Noticing that the computer has not started properly, I press the power switch for four seconds to turn the computer off, and then I press it again to start the computer for the second time. It always starts normally the second time. Always.

The power supply is a 750W from SilverStone. The motherboard is a Gigabyte P55A-UD3P. The video card is an Asus EN9800GT. There's 8 GB of RAM. I don't know what other information might be pertinent. Help!

Best Answer

I had more or less the exact same problem on an older AMD MB, I believe from MSI (which led me on a frustrating error searching process with several graphic cards before I noticed that they had nothing to do with it). A friend with a POST card (which he had bought for $4) checked it, and it turned out that the BIOS simply hanged at a certain stage every second boot (he claimed it was exactly every second boot when he tested it with his reader. My notes from the error searching process indicated that it was more irregular, but then I switched graphic cards lots of times as well, and other factors might have influenced it). This was also something that suddenly started to happen to the machine after several years of running (and some crashes, due to a failing hard drive. Can't know if it was related).

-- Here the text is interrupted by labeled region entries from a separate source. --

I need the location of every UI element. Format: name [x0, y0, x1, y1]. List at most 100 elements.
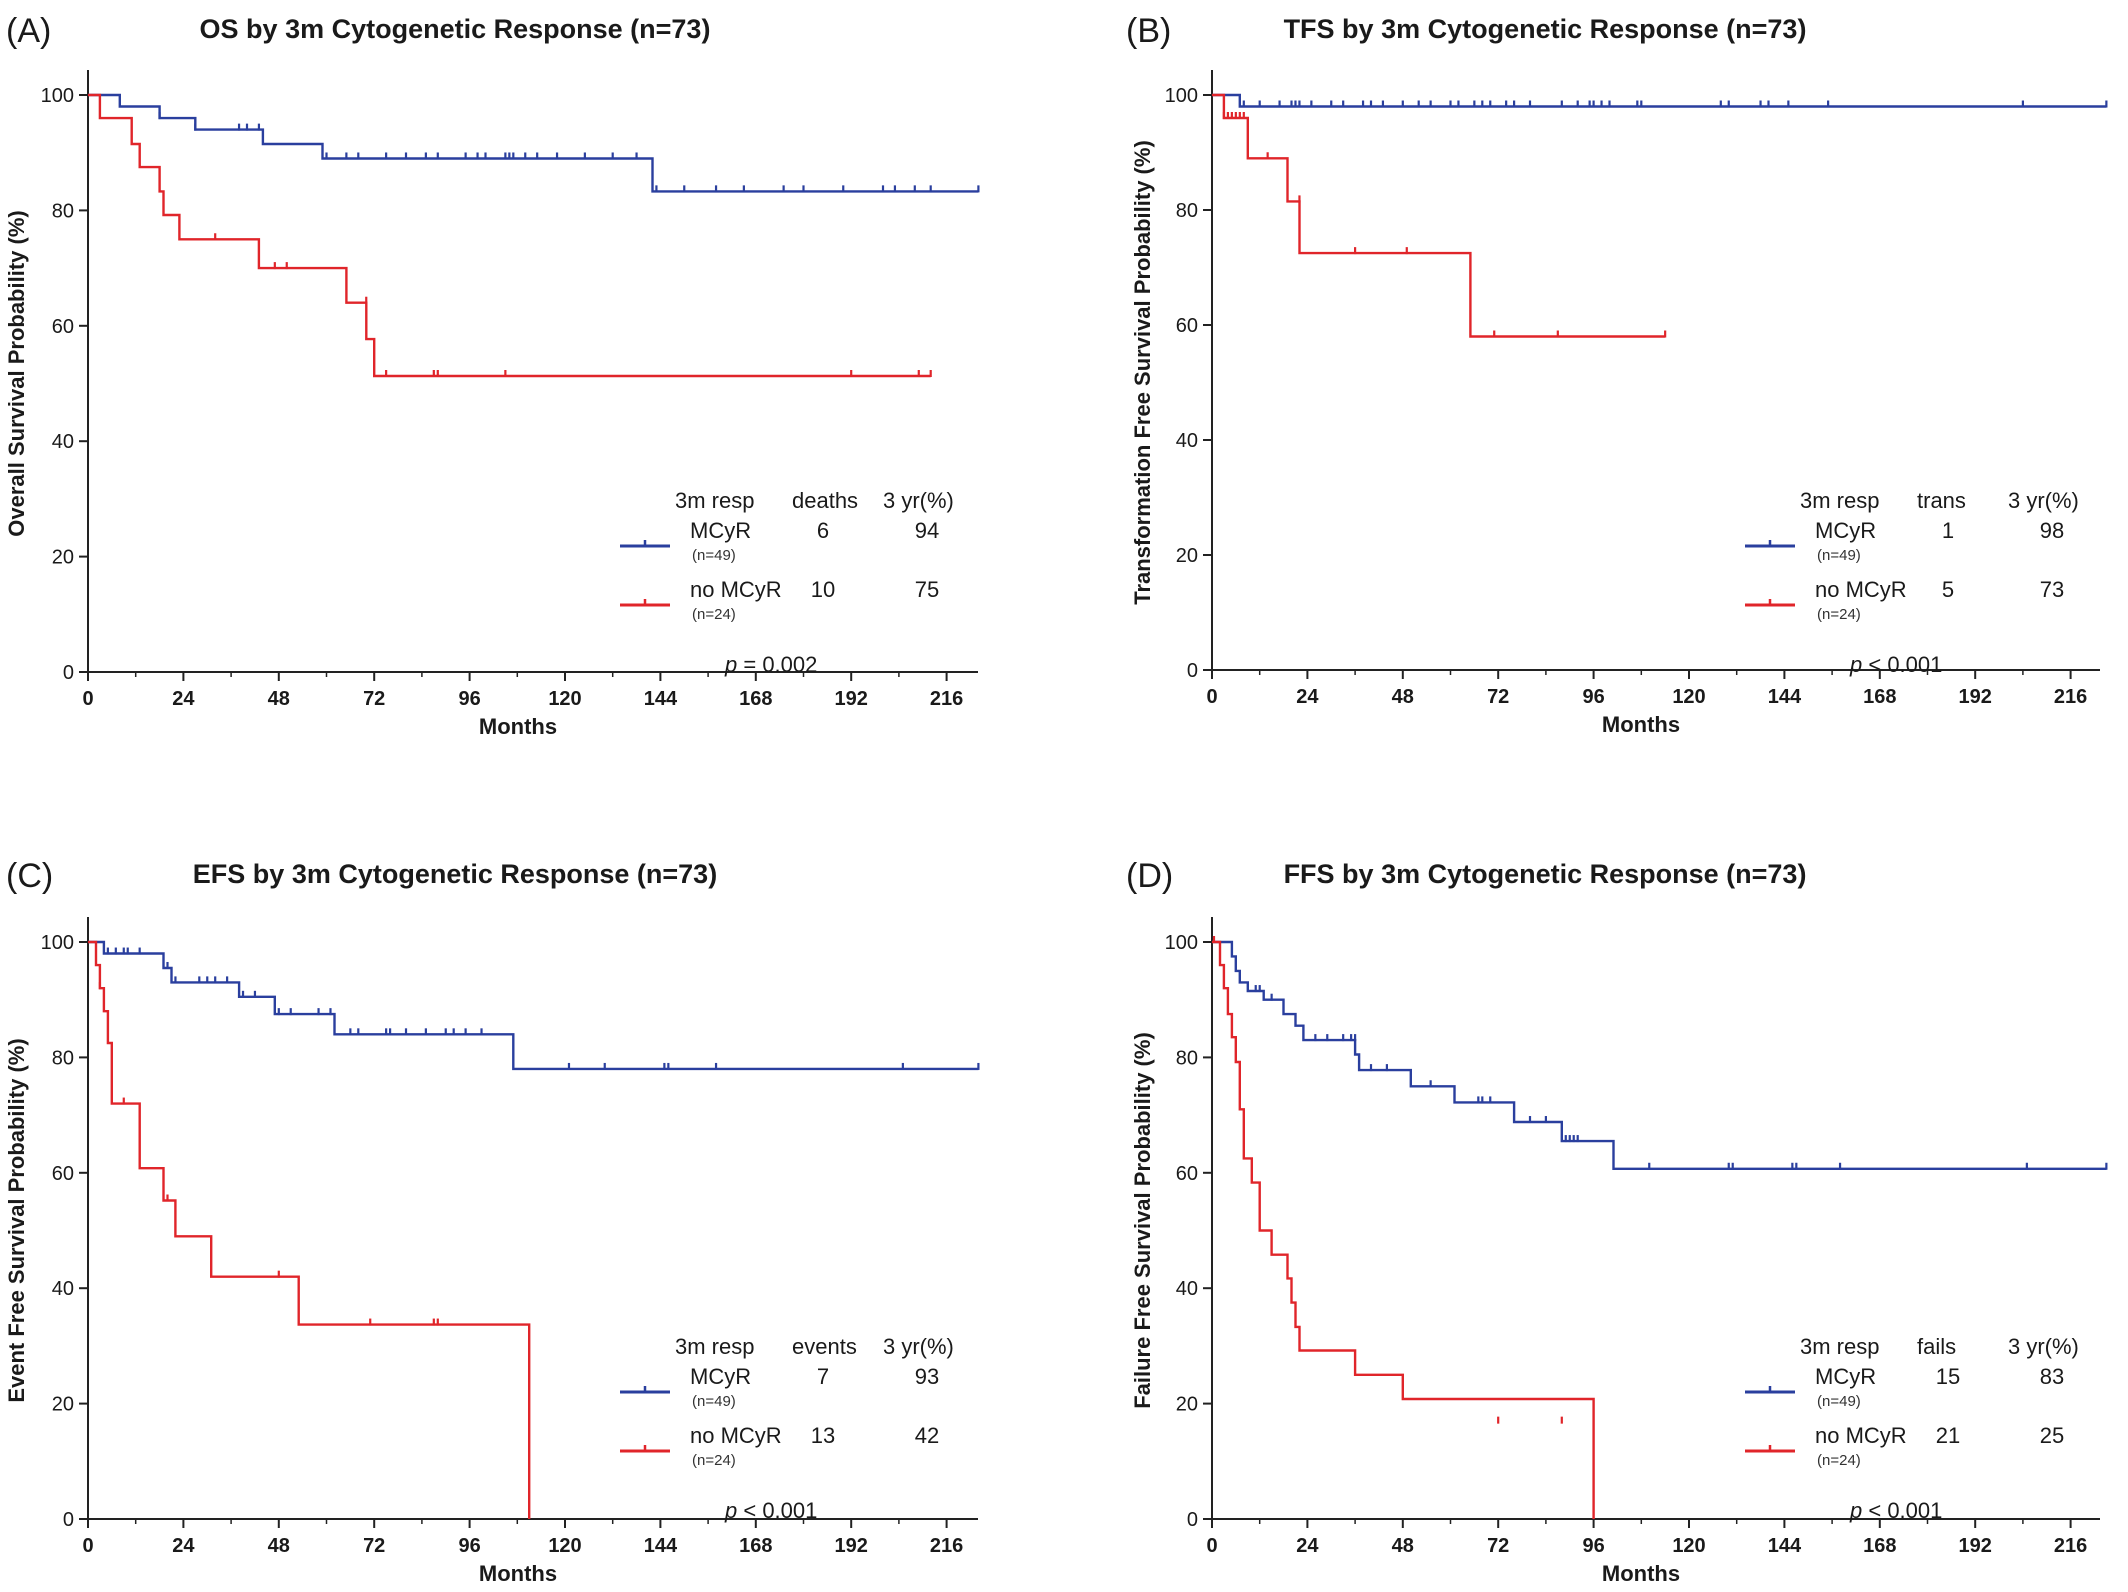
y-tick-label: 0	[1187, 1509, 1198, 1531]
x-axis-label: Months	[479, 714, 557, 739]
y-tick-label: 0	[63, 1509, 74, 1531]
y-tick-label: 40	[1176, 430, 1198, 452]
legend-row-n: (n=24)	[692, 606, 736, 623]
y-axis-label: Failure Free Survival Probability (%)	[1130, 1032, 1155, 1409]
legend-header-group: 3m resp	[1800, 1334, 1879, 1359]
chart-panel-a: (A) OS by 3m Cytogenetic Response (n=73) 0…	[4, 12, 980, 739]
x-tick-label: 24	[172, 688, 195, 710]
chart-title: TFS by 3m Cytogenetic Response (n=73)	[1284, 14, 1807, 44]
panel-label: (C)	[6, 857, 53, 895]
x-tick-label: 48	[268, 1535, 290, 1557]
series-mcyr-line	[88, 940, 979, 1071]
y-tick-label: 60	[52, 1163, 74, 1185]
y-tick-label: 20	[52, 547, 74, 569]
y-tick-label: 40	[52, 431, 74, 453]
x-tick-label: 120	[1672, 686, 1705, 708]
x-tick-label: 192	[835, 688, 868, 710]
panel-label: (B)	[1126, 12, 1171, 50]
y-tick-label: 20	[52, 1394, 74, 1416]
p-value-text: < 0.001	[1862, 652, 1942, 677]
p-value: p < 0.001	[1849, 1498, 1942, 1523]
chart-panel-d: (D) FFS by 3m Cytogenetic Response (n=73)…	[1126, 857, 2108, 1586]
legend-row-count: 6	[817, 518, 829, 543]
x-tick-label: 72	[1487, 686, 1509, 708]
legend-row-label: MCyR	[690, 518, 751, 543]
x-tick-label: 48	[1392, 1535, 1414, 1557]
series-mcyr-line	[1212, 93, 2107, 108]
x-tick-label: 216	[930, 1535, 963, 1557]
x-tick-label: 120	[548, 1535, 581, 1557]
legend-row-label: no MCyR	[690, 577, 782, 602]
chart-title: FFS by 3m Cytogenetic Response (n=73)	[1284, 859, 1807, 889]
p-value: p < 0.001	[1849, 652, 1942, 677]
legend-row-pct: 94	[915, 518, 939, 543]
p-value-text: = 0.002	[737, 652, 817, 677]
x-tick-label: 192	[1959, 1535, 1992, 1557]
x-tick-label: 216	[930, 688, 963, 710]
x-tick-label: 0	[1206, 686, 1217, 708]
panel-label: (D)	[1126, 857, 1173, 895]
legend-row-count: 1	[1942, 518, 1954, 543]
legend-row-pct: 25	[2040, 1423, 2064, 1448]
x-tick-label: 24	[172, 1535, 195, 1557]
y-tick-label: 20	[1176, 545, 1198, 567]
legend-row-pct: 42	[915, 1423, 939, 1448]
y-tick-label: 40	[52, 1278, 74, 1300]
legend-header-group: 3m resp	[675, 1334, 754, 1359]
legend-row-label: MCyR	[1815, 518, 1876, 543]
y-tick-label: 80	[52, 200, 74, 222]
chart-panel-b: (B) TFS by 3m Cytogenetic Response (n=73)…	[1126, 12, 2108, 737]
legend-header-pct: 3 yr(%)	[883, 1334, 954, 1359]
legend-row-label: MCyR	[690, 1364, 751, 1389]
y-tick-label: 60	[52, 316, 74, 338]
y-axis-label: Transformation Free Survival Probability…	[1130, 140, 1155, 605]
legend-row-pct: 73	[2040, 577, 2064, 602]
x-tick-label: 0	[82, 688, 93, 710]
panel-label: (A)	[6, 12, 51, 50]
x-tick-label: 24	[1296, 686, 1319, 708]
x-tick-label: 0	[1206, 1535, 1217, 1557]
y-tick-label: 100	[41, 85, 74, 107]
x-tick-label: 168	[739, 688, 772, 710]
x-tick-label: 168	[1863, 686, 1896, 708]
legend-row-count: 5	[1942, 577, 1954, 602]
y-tick-label: 40	[1176, 1278, 1198, 1300]
legend-header-count: deaths	[792, 488, 858, 513]
legend-header-pct: 3 yr(%)	[2008, 1334, 2079, 1359]
x-tick-label: 72	[363, 688, 385, 710]
y-axis-label: Overall Survival Probability (%)	[4, 210, 29, 536]
x-tick-label: 192	[1959, 686, 1992, 708]
p-symbol: p	[1849, 1498, 1862, 1523]
legend-row-label: no MCyR	[1815, 1423, 1907, 1448]
legend-header-pct: 3 yr(%)	[2008, 488, 2079, 513]
p-value-text: < 0.001	[737, 1498, 817, 1523]
y-tick-label: 0	[63, 662, 74, 684]
p-symbol: p	[724, 652, 737, 677]
x-tick-label: 216	[2054, 686, 2087, 708]
legend-header-count: trans	[1917, 488, 1966, 513]
legend-row-n: (n=24)	[1817, 606, 1861, 623]
y-tick-label: 60	[1176, 315, 1198, 337]
legend-header-pct: 3 yr(%)	[883, 488, 954, 513]
y-axis-label: Event Free Survival Probability (%)	[4, 1038, 29, 1402]
legend-row-count: 10	[811, 577, 835, 602]
legend-header-group: 3m resp	[1800, 488, 1879, 513]
x-tick-label: 48	[268, 688, 290, 710]
legend-header-count: fails	[1917, 1334, 1956, 1359]
legend-row-count: 7	[817, 1364, 829, 1389]
p-symbol: p	[1849, 652, 1862, 677]
x-tick-label: 72	[363, 1535, 385, 1557]
x-tick-label: 144	[644, 1535, 678, 1557]
legend-row-pct: 98	[2040, 518, 2064, 543]
chart-panel-c: (C) EFS by 3m Cytogenetic Response (n=73)…	[4, 857, 980, 1586]
x-tick-label: 192	[835, 1535, 868, 1557]
x-tick-label: 96	[1582, 1535, 1604, 1557]
x-tick-label: 168	[1863, 1535, 1896, 1557]
p-value: p = 0.002	[724, 652, 817, 677]
legend-header-group: 3m resp	[675, 488, 754, 513]
p-symbol: p	[724, 1498, 737, 1523]
x-tick-label: 72	[1487, 1535, 1509, 1557]
x-tick-label: 96	[1582, 686, 1604, 708]
y-tick-label: 20	[1176, 1394, 1198, 1416]
p-value-text: < 0.001	[1862, 1498, 1942, 1523]
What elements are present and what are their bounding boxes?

My "solution" for my specific case was that the hardware was obsolete anyway and needed to be replaced. I don't know if it is fixable directly in hardware. The only thing I'd test is to update/reflash the BIOS drivers and hope for the best. Otherwise, my bet is on a new MB.


I can note that I had tried, in order, to change PSU and graphics card without any long-term benifit (it was very annoying to find that "yay, new PSU made it work!" to see that it failed on the next reboot, and so on. Not the best spent hours of my life).